先ず①に関しては以前は性倒錯 perversion という呼び方が一般的であったが、1980年のDSM-III以降 paraphilia パラフィリア」という呼び方に統一されている。Para とは 偏り deviation であり philia とは好み、親和性という意味である。つまりparaphillia とは通常とは異なる人ないし物に惹かれるという意味だ。性倒錯という呼び方にはかなり差別的な含みがあったが、パラフィリアはそうではないという理由でこの呼び方が一般になされるという事情もある。
パラフィリアは具体的には露出症、フェティシズム、窃触症、小児愛、性的マゾヒズム、性的サディズム、服装倒錯的フェティシズム、窃視症などが挙げられる。パラフィリアは極端に男性に偏る傾向にあり、おそらく男性の性愛性の持つ何らかの特徴に関係していると思われる。

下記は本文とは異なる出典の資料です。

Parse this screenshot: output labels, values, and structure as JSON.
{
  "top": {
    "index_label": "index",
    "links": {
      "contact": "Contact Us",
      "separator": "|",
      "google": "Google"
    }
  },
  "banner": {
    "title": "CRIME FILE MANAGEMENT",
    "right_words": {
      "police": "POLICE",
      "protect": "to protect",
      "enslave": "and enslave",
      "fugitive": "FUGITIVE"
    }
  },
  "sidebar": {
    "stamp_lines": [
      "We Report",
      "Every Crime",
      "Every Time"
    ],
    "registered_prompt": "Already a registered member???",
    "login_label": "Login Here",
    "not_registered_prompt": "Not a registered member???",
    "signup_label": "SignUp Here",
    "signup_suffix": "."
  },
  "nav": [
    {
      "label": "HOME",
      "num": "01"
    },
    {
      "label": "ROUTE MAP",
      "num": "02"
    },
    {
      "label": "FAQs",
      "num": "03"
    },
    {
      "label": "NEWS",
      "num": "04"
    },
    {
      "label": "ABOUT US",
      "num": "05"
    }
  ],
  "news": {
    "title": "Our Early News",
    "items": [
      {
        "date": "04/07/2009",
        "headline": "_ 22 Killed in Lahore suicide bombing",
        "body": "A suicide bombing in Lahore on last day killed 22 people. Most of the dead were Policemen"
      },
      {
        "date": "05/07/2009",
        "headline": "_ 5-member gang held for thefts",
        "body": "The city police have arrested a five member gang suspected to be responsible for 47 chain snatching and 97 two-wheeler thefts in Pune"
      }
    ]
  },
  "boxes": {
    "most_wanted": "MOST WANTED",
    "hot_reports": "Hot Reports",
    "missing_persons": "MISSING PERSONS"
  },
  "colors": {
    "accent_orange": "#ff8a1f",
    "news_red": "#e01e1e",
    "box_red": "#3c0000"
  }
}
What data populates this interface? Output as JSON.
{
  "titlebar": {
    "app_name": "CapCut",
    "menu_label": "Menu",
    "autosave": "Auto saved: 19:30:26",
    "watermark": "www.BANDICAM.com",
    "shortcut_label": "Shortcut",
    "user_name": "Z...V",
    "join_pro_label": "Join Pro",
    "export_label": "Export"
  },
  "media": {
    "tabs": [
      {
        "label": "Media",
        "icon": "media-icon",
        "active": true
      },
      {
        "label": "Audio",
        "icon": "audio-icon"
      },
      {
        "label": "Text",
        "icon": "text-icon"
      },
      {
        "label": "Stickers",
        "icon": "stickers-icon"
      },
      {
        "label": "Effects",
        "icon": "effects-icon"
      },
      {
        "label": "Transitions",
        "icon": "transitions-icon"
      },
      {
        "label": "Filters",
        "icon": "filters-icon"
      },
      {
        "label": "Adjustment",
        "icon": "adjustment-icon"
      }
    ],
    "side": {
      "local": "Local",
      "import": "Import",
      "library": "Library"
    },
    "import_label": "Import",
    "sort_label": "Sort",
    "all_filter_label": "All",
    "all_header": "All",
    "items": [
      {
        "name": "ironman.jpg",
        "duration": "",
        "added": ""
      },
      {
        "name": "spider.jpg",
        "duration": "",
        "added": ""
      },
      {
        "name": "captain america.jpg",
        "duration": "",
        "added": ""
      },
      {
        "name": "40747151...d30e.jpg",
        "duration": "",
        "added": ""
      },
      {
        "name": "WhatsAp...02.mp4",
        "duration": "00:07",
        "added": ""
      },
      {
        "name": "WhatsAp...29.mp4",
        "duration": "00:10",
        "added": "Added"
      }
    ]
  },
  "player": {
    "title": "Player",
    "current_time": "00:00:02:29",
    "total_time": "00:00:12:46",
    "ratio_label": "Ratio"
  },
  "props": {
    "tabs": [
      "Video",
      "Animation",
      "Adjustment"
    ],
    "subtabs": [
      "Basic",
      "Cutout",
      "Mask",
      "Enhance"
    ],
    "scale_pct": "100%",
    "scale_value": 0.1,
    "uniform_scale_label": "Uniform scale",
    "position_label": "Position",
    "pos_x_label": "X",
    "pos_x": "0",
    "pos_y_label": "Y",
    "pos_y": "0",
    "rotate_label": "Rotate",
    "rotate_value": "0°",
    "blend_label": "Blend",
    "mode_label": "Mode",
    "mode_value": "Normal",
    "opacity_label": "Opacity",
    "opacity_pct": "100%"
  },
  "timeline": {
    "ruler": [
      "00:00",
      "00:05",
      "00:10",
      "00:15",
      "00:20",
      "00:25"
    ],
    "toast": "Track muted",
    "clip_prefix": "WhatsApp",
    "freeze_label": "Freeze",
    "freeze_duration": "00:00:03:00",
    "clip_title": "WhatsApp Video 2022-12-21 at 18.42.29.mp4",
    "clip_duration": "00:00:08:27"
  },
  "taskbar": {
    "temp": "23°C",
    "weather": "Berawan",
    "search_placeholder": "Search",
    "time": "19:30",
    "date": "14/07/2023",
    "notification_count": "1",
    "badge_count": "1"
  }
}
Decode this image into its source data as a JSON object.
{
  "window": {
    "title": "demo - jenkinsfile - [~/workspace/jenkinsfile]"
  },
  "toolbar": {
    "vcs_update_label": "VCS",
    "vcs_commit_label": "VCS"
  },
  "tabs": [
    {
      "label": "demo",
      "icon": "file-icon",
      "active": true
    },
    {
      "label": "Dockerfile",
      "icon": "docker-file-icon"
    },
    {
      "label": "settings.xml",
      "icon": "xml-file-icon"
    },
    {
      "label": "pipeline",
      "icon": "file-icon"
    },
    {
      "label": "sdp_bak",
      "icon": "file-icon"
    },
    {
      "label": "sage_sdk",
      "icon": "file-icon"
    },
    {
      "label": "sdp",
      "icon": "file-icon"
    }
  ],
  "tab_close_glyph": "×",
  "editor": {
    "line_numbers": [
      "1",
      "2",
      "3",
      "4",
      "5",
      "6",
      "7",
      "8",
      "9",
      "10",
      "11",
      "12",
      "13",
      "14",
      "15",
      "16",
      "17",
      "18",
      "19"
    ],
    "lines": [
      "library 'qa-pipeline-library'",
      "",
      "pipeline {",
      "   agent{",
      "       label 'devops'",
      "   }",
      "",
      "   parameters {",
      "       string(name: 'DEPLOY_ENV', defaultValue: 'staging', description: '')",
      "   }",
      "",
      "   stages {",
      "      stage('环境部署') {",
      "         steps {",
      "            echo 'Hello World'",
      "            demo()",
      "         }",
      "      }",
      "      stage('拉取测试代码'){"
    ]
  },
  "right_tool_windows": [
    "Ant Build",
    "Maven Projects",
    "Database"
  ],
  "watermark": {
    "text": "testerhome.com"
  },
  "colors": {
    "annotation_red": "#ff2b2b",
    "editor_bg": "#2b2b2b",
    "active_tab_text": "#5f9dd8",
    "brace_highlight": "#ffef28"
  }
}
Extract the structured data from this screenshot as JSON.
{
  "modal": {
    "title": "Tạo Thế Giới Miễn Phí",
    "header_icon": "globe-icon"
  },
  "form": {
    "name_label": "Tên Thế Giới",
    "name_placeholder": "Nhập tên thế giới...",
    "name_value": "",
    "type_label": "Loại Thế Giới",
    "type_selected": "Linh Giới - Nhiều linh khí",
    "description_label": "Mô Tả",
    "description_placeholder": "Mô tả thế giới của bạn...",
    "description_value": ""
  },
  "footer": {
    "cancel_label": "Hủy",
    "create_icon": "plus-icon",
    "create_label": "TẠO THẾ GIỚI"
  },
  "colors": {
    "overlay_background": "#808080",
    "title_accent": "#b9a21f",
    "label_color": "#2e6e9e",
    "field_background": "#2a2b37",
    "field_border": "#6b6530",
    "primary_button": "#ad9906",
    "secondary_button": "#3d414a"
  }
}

このパラフィリアは性加害とどのように関係してくるかはケースバイケースといえよう。ある意味では本来のテーマである「一見普通の男性の起こす性加害行為」にも関係してくる可能性がある。なぜなら通常とは異なった対象に関連しているものの、結局は特定の人(多くは異性)を対象としたものであるからだ。たとえばフェティシズムの一例として、好きな異性の靴下や下着に関心を示すが、それを手に入れる際に相手の了解を得ていなかったりする場合が多いであろうし、その場合には加害的な要素が加わる事になる。あるいは盗撮、露出、覗きなども特定の相手あって生じるのであり、同様に侵襲的で加害的である場合が多い。
しかしパラフィリアの中には「対物性愛」というジャンルもある。その際は例えばエッフェル塔に性的興奮を覚えたりすることになるが、エッフェル塔を損壊でもしない限りは加害性は考えにくい。
このような意味で「一見普通の男性の豹変」かパラフィリア的な行為を含むことがあるが、逆にすべてのパラフィリアが加害的であるとは限らないという複雑な関係がある。ともあれパラフィリアと「一見普通の男性の豹変」の問題は別個の問題だと言えよう。
☜ ここは大きく書き直す必要アリ。盗撮の持つ児童への加害性は重要な社会問題になってきているのが、昨今の報道から明らかだ。テーマを「一見普通の男性の性加害性」と改めた場合、これに明らかに該当する男性がたくさんいるのである。